Pega de surpresa, Ariel não soube o que fazer e apenas deu de ombros, abrindo o seu mais lindo sorriso.
— Já que você está aqui, venha, quero lhe mostrar uma coisa.
O príncipe pousou a mão em sua cintura e Ariel teve que se controlar para não repelir o toque. Se o que procurava estivesse atrás daquela porta, essa era a última vez que ele a tocaria.
O príncipe abriu a grande porta e Ariel prendeu a respiração. Ela estava no lugar certo. Dentro daquela grande sala, havia grandes tanques de vidro, cheios de água. A câmara estava escura, mas ela não precisava de muita luz para saber o que tinha dentro daqueles aquários. Ali estava a sua família, seu povo, cada um dos sereianos que tinham sido levados pelos navios daquele príncipe maldito!
— Veja só o que eu descobri no mar, Diana!
Ele acendeu uma tocha e iluminou os aquários e ela pôde ver os semblantes do seu povo, a tristeza e a confusão estavam estampadas na cara de todos. O que a princesa estava fazendo ali? E porque ela se parecia com aquele humano? Onde estava sua calda?
— Eles não são magníficos, Diana? Quando eu os vi pela primeira vez, fiquei fascinado e disse para mim mesmo que precisava tê-los para mim! Gostou da minha coleção?

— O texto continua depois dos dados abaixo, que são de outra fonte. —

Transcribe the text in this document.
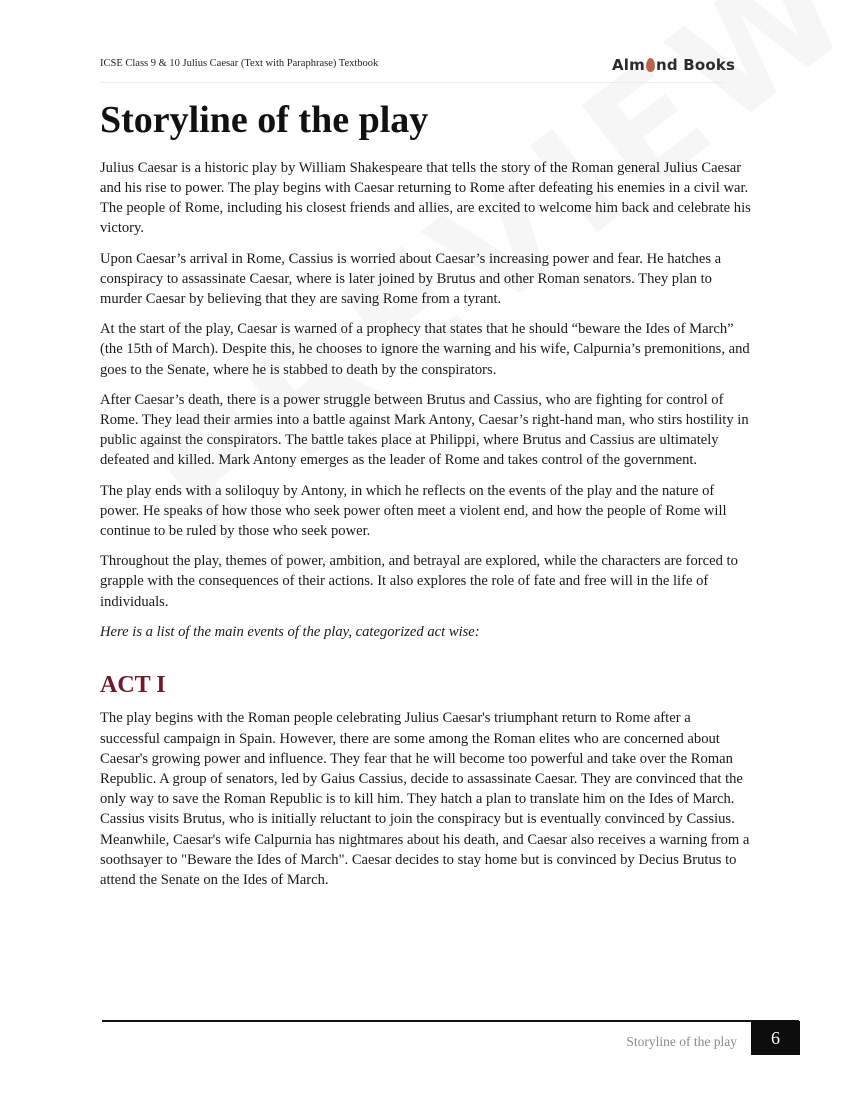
ICSE Class 9 & 10 Julius Caesar (Text with Paraphrase) Textbook	Alm nd Books
Storyline of the play

Julius Caesar is a historic play by William Shakespeare that tells the story of the Roman general Julius Caesar and his rise to power. The play begins with Caesar returning to Rome after defeating his enemies in a civil war. The people of Rome, including his closest friends and allies, are excited to welcome him back and celebrate his victory.

Upon Caesar’s arrival in Rome, Cassius is worried about Caesar’s increasing power and fear. He hatches a conspiracy to assassinate Caesar, where is later joined by Brutus and other Roman senators. They plan to murder Caesar by believing that they are saving Rome from a tyrant.

At the start of the play, Caesar is warned of a prophecy that states that he should “beware the Ides of March” (the 15th of March). Despite this, he chooses to ignore the warning and his wife, Calpurnia’s premonitions, and goes to the Senate, where he is stabbed to death by the conspirators.

After Caesar’s death, there is a power struggle between Brutus and Cassius, who are fighting for control of Rome. They lead their armies into a battle against Mark Antony, Caesar’s right-hand man, who stirs hostility in public against the conspirators. The battle takes place at Philippi, where Brutus and Cassius are ultimately defeated and killed. Mark Antony emerges as the leader of Rome and takes control of the government.

The play ends with a soliloquy by Antony, in which he reflects on the events of the play and the nature of power. He speaks of how those who seek power often meet a violent end, and how the people of Rome will continue to be ruled by those who seek power.

Throughout the play, themes of power, ambition, and betrayal are explored, while the characters are forced to grapple with the consequences of their actions. It also explores the role of fate and free will in the life of individuals.

Here is a list of the main events of the play, categorized act wise:

ACT I

The play begins with the Roman people celebrating Julius Caesar's triumphant return to Rome after a successful campaign in Spain. However, there are some among the Roman elites who are concerned about Caesar's growing power and influence. They fear that he will become too powerful and take over the Roman Republic. A group of senators, led by Gaius Cassius, decide to assassinate Caesar. They are convinced that the only way to save the Roman Republic is to kill him. They hatch a plan to translate him on the Ides of March. Cassius visits Brutus, who is initially reluctant to join the conspiracy but is eventually convinced by Cassius. Meanwhile, Caesar's wife Calpurnia has nightmares about his death, and Caesar also receives a warning from a soothsayer to "Beware the Ides of March". Caesar decides to stay home but is convinced by Decius Brutus to attend the Senate on the Ides of March.

Storyline of the play	6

Aquela foi a gota d’água! O colar que Úrsula lhe deu começou a brilhar e Ariel finalmente soltou a sua voz, num grito que reverberou por todo o castelo, quebrando os tanques de vidro e explodindo a parede de pedra. A sala foi inundada pela água salgada e ela viu o príncipe de debater, tentando respirar. Através da parede em ruínas, era possível ver o mar, pertinho deles e um a um, os sereianos foram nadando, atravessando a abertura feita pelo grito da princesa e pulando para a liberdade.
Toda a água havia se esvaído e o príncipe, assim como os seus guardas, estava de joelhos, atordoado, os ouvidos sangrando. Ela se aproximou dele e desembainhou-lhe a espada. A arma era pesada, mas ela a segurou com firmeza e tocou o peito do príncipe com a ponta afiada.

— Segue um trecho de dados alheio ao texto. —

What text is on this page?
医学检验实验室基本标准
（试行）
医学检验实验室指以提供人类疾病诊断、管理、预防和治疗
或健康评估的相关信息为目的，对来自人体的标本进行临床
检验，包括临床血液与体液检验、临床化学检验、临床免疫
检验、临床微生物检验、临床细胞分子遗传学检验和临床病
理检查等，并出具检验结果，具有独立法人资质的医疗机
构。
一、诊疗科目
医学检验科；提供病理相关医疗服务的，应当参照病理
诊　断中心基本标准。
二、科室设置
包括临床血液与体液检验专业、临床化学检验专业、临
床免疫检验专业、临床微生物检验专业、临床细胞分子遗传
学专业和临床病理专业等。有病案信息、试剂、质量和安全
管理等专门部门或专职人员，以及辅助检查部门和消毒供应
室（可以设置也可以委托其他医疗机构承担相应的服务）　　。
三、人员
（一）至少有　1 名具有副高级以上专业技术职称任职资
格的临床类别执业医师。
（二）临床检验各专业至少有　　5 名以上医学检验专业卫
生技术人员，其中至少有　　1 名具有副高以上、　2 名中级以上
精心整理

— Você nunca mais vai aprisionar o meu povo! — E cravou a espada no peito dele, saboreando o momento em que a vida deixou aqueles olhos azuis.

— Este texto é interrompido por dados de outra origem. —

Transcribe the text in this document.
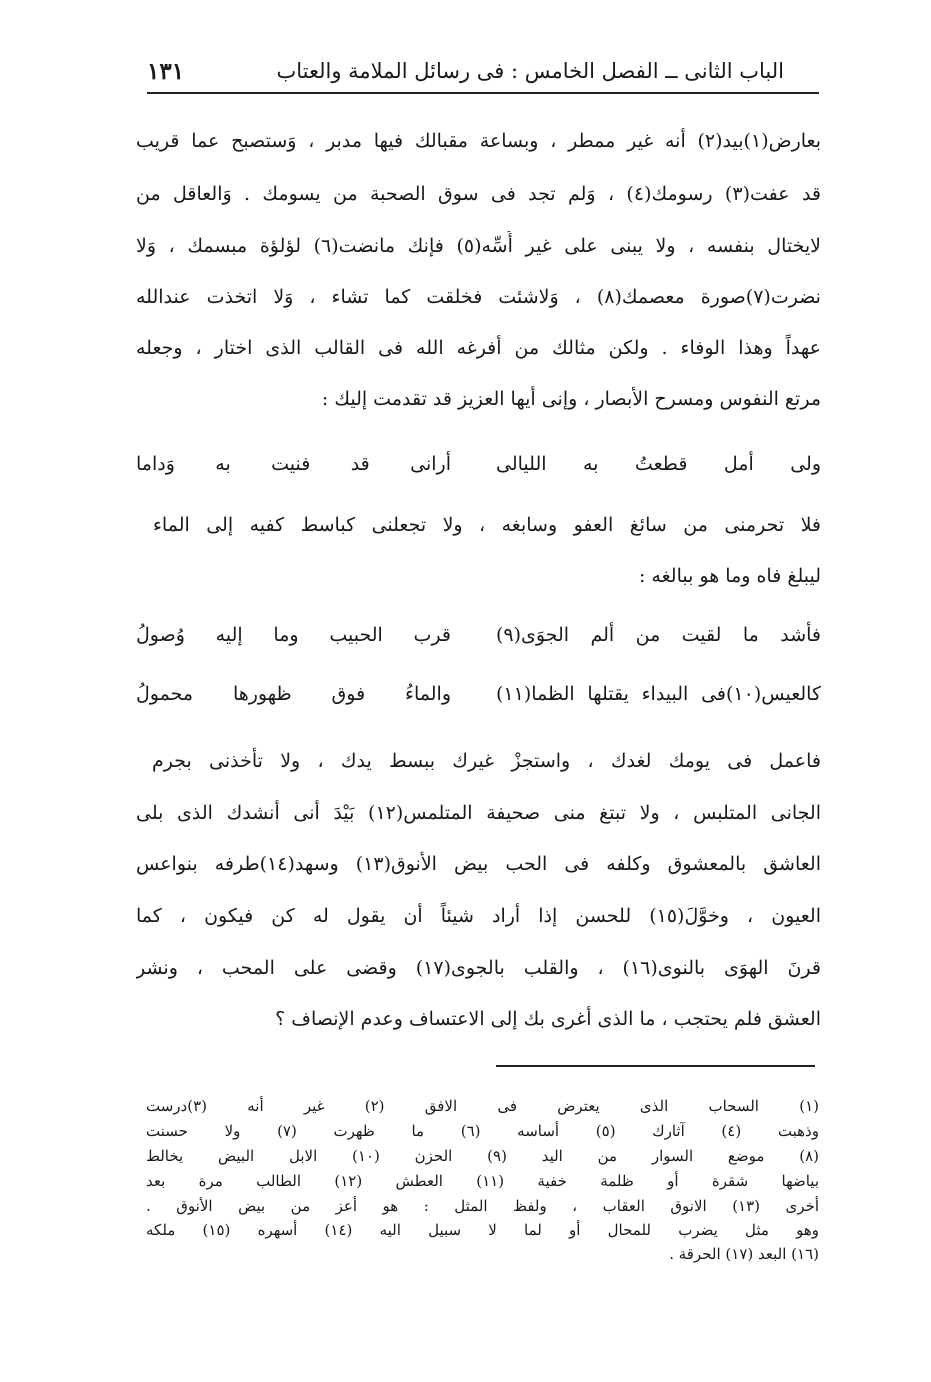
الباب الثانى ــ الفصل الخامس : فى رسائل الملامة والعتاب
١٣١
بعارض(١)بيد(٢) أنه غير ممطر ، وبساعة مقبالك فيها مدبر ، وَستصبح عما قريب
قد عفت(٣) رسومك(٤) ، وَلم تجد فى سوق الصحبة من يسومك . وَالعاقل من
لايختال بنفسه ، ولا يبنى على غير أُسِّه(٥) فإنك مانضت(٦) لؤلؤة مبسمك ، وَلا
نضرت(٧)صورة معصمك(٨) ، وَلاشئت فخلقت كما تشاء ، وَلا اتخذت عندالله
عهداً وهذا الوفاء . ولكن مثالك من أفرغه الله فى القالب الذى اختار ، وجعله
مرتع النفوس ومسرح الأبصار ، وإنى أيها العزيز قد تقدمت إليك :
ولى أمل قطعتُ به الليالى
أرانى قد فنيت به وَداما
فلا تحرمنى من سائغ العفو وسابغه ، ولا تجعلنى كباسط كفيه إلى الماء
ليبلغ فاه وما هو ببالغه :
فأشد ما لقيت من ألم الجوَى(٩)
قرب الحبيب وما إليه وُصولُ
كالعيس(١٠)فى البيداء يقتلها الظما(١١)
والماءُ فوق ظهورها محمولُ
فاعمل فى يومك لغدك ، واستجزْ غيرك ببسط يدك ، ولا تأخذنى بجرم
الجانى المتلبس ، ولا تبتغ منى صحيفة المتلمس(١٢) بَيْدَ أنى أنشدك الذى بلى
العاشق بالمعشوق وكلفه فى الحب بيض الأنوق(١٣) وسهد(١٤)طرفه بنواعس
العيون ، وخوَّلَ(١٥) للحسن إذا أراد شيئاً أن يقول له كن فيكون ، كما
قرنَ الهوَى بالنوى(١٦) ، والقلب بالجوى(١٧) وقضى على المحب ، ونشر
العشق فلم يحتجب ، ما الذى أغرى بك إلى الاعتساف وعدم الإنصاف ؟
(١) السحاب الذى يعترض فى الافق (٢) غير أنه (٣)درست
وذهبت (٤) آثارك (٥) أساسه (٦) ما ظهرت (٧) ولا حسنت
(٨) موضع السوار من اليد (٩) الحزن (١٠) الابل البيض يخالط
بياضها شقرة أو ظلمة خفية (١١) العطش (١٢) الطالب مرة بعد
أخرى (١٣) الانوق العقاب ، ولفظ المثل : هو أعز من بيض الأنوق .
وهو مثل يضرب للمحال أو لما لا سبيل اليه (١٤) أسهره (١٥) ملكه
(١٦) البعد (١٧) الحرقة .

Os guardas estavam tão perplexos que nem tentaram detê-la e Ariel, correu até o buraco na parede. Ainda em queda livre, arrancou o colar do pescoço e aquelas pernas horrendas se transformaram na sua linda cauda verde. Assim que tocou a água, livrou-se do vestido incômodo e sorriu para os sereianos que a esperavam.
Seu povo estava livre. Sua missão estava completa.